Anfang des Jahres übernimmt Deutschland die EU-Ratspräsidentschaft von Finnland. Keine einfache Aufgabe für Angela Merkel, denn ihr Vorgänger auf dem EU-Chefsessel, Matti Vanhanen, konnte bei einigen wichtigen Themen keine Fortschritte erzielen.

BRÜSSEL. Eine Zeit der Harmonie sollten die sechs Monate des finnischen EU-Vorsitzes werden – ohne den üblichen europapolitischen Streit. Das hatte sich die Regierung in Helsinki zu Beginn ihrer Ratspräsidentschaft im Juli fest vorgenommen. Und zumindest am Ende gelang ihr das auch. Der EU-Gipfel Mitte Dezember war so arm an Kontroversen, dass er vom Brüsseler Politikbetrieb bereits als langweilig empfunden wurde. Zur Freude von Finnlands Regierungschef Matti Vanhanen, der darin ein Lob für seine Führungsqualitäten sah: „Wenn es langweilig ist, Entscheidungen auf vernünftige Weise und pünktlich zu treffen, dann muss ich sagen, ich bin langweilig und stolz darauf.“

In der Tat hat Finnland maßgeblich dazu beigetragen, dass der EU-Gipfel nicht vom Streit um den Türkeibeitritt belastet wurde. Denn überraschend war es der finnischen Präsidentschaft wenige Tage zuvor gelungen, den 25 EU-Staaten eine Entscheidung im Zypernkonflikt abzuringen. Weil die Türkei entgegen ihrer Zusage die Zollunion mit Zypern nicht anerkennt, wurden die Beitrittsverhandlungen mit Ankara teilweise ausgesetzt. Bundeskanzlerin Angela Merkel sprach von einem „diplomatischen Meisterstück“. Die von vielen bereits erwartete lange Gipfelnacht fiel aus, die 25 Staats- und Regierungschefs konnten sich in aller Ruhe mit der Erweiterungsfähigkeit der EU und einer gemeinsamen Migrationspolitik befassen.

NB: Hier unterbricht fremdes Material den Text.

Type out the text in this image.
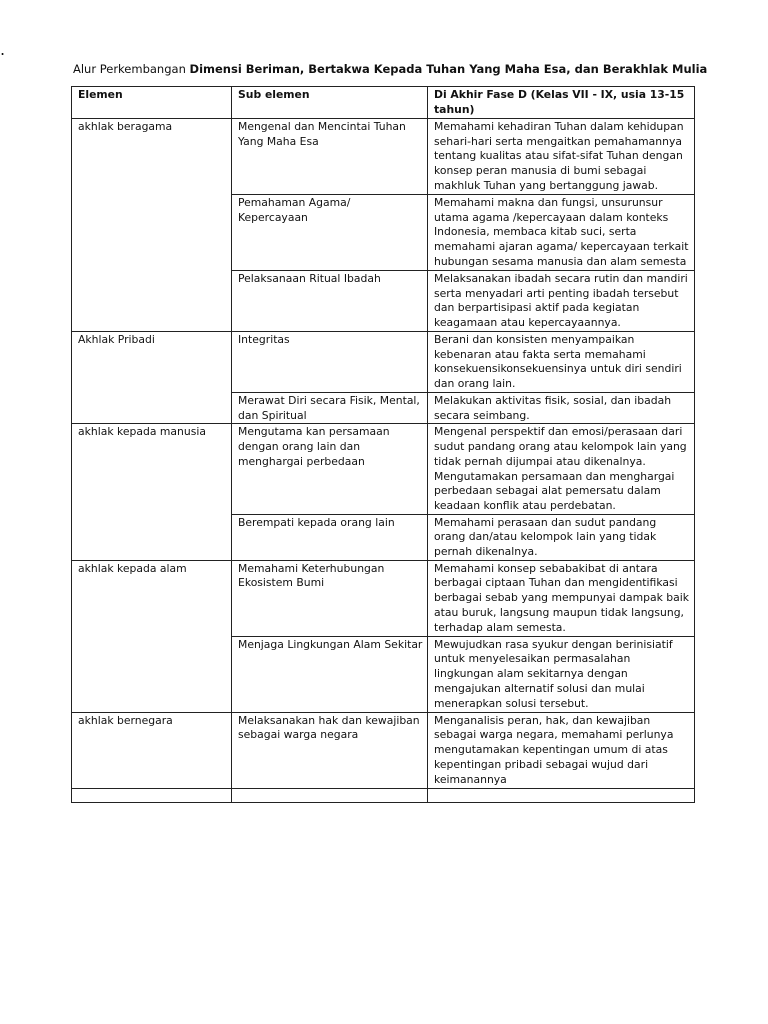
.
Alur Perkembangan Dimensi Beriman, Bertakwa Kepada Tuhan Yang Maha Esa, dan Berakhlak Mulia
Elemen	Sub elemen	Di Akhir Fase D (Kelas VII - IX, usia 13-15 tahun)
akhlak beragama	Mengenal dan Mencintai Tuhan Yang Maha Esa	Memahami kehadiran Tuhan dalam kehidupan sehari-hari serta mengaitkan pemahamannya tentang kualitas atau sifat-sifat Tuhan dengan konsep peran manusia di bumi sebagai makhluk Tuhan yang bertanggung jawab.
	Pemahaman Agama/ Kepercayaan	Memahami makna dan fungsi, unsurunsur utama agama /kepercayaan dalam konteks Indonesia, membaca kitab suci, serta memahami ajaran agama/ kepercayaan terkait hubungan sesama manusia dan alam semesta
	Pelaksanaan Ritual Ibadah	Melaksanakan ibadah secara rutin dan mandiri serta menyadari arti penting ibadah tersebut dan berpartisipasi aktif pada kegiatan keagamaan atau kepercayaannya.
Akhlak Pribadi	Integritas	Berani dan konsisten menyampaikan kebenaran atau fakta serta memahami konsekuensikonsekuensinya untuk diri sendiri dan orang lain.
	Merawat Diri secara Fisik, Mental, dan Spiritual	Melakukan aktivitas fisik, sosial, dan ibadah secara seimbang.
akhlak kepada manusia	Mengutama kan persamaan dengan orang lain dan menghargai perbedaan	Mengenal perspektif dan emosi/perasaan dari sudut pandang orang atau kelompok lain yang tidak pernah dijumpai atau dikenalnya. Mengutamakan persamaan dan menghargai perbedaan sebagai alat pemersatu dalam keadaan konflik atau perdebatan.
	Berempati kepada orang lain	Memahami perasaan dan sudut pandang orang dan/atau kelompok lain yang tidak pernah dikenalnya.
akhlak kepada alam	Memahami Keterhubungan Ekosistem Bumi	Memahami konsep sebabakibat di antara berbagai ciptaan Tuhan dan mengidentifikasi berbagai sebab yang mempunyai dampak baik atau buruk, langsung maupun tidak langsung, terhadap alam semesta.
	Menjaga Lingkungan Alam Sekitar	Mewujudkan rasa syukur dengan berinisiatif untuk menyelesaikan permasalahan lingkungan alam sekitarnya dengan mengajukan alternatif solusi dan mulai menerapkan solusi tersebut.
akhlak bernegara	Melaksanakan hak dan kewajiban sebagai warga negara	Menganalisis peran, hak, dan kewajiban sebagai warga negara, memahami perlunya mengutamakan kepentingan umum di atas kepentingan pribadi sebagai wujud dari keimanannya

Zu Beginn ihrer Präsidentschaft hatten die Finnen entgegen ihrem Vorsatz für heftigen Streit über die Nahostpolitik gesorgt. Als die libanesische Hisbollah Anfang Juli Israel angriff, kamen aus Helsinki widersprüchliche, kaum abgestimmte Erklärungen im Namen der EU. In Brüssel sorgte das wenig professionelle Hin und Her für erheblichen Ärger – besonders bei deutschen Diplomaten, die auf einer klaren Parteinahme zugunsten Israels bestanden.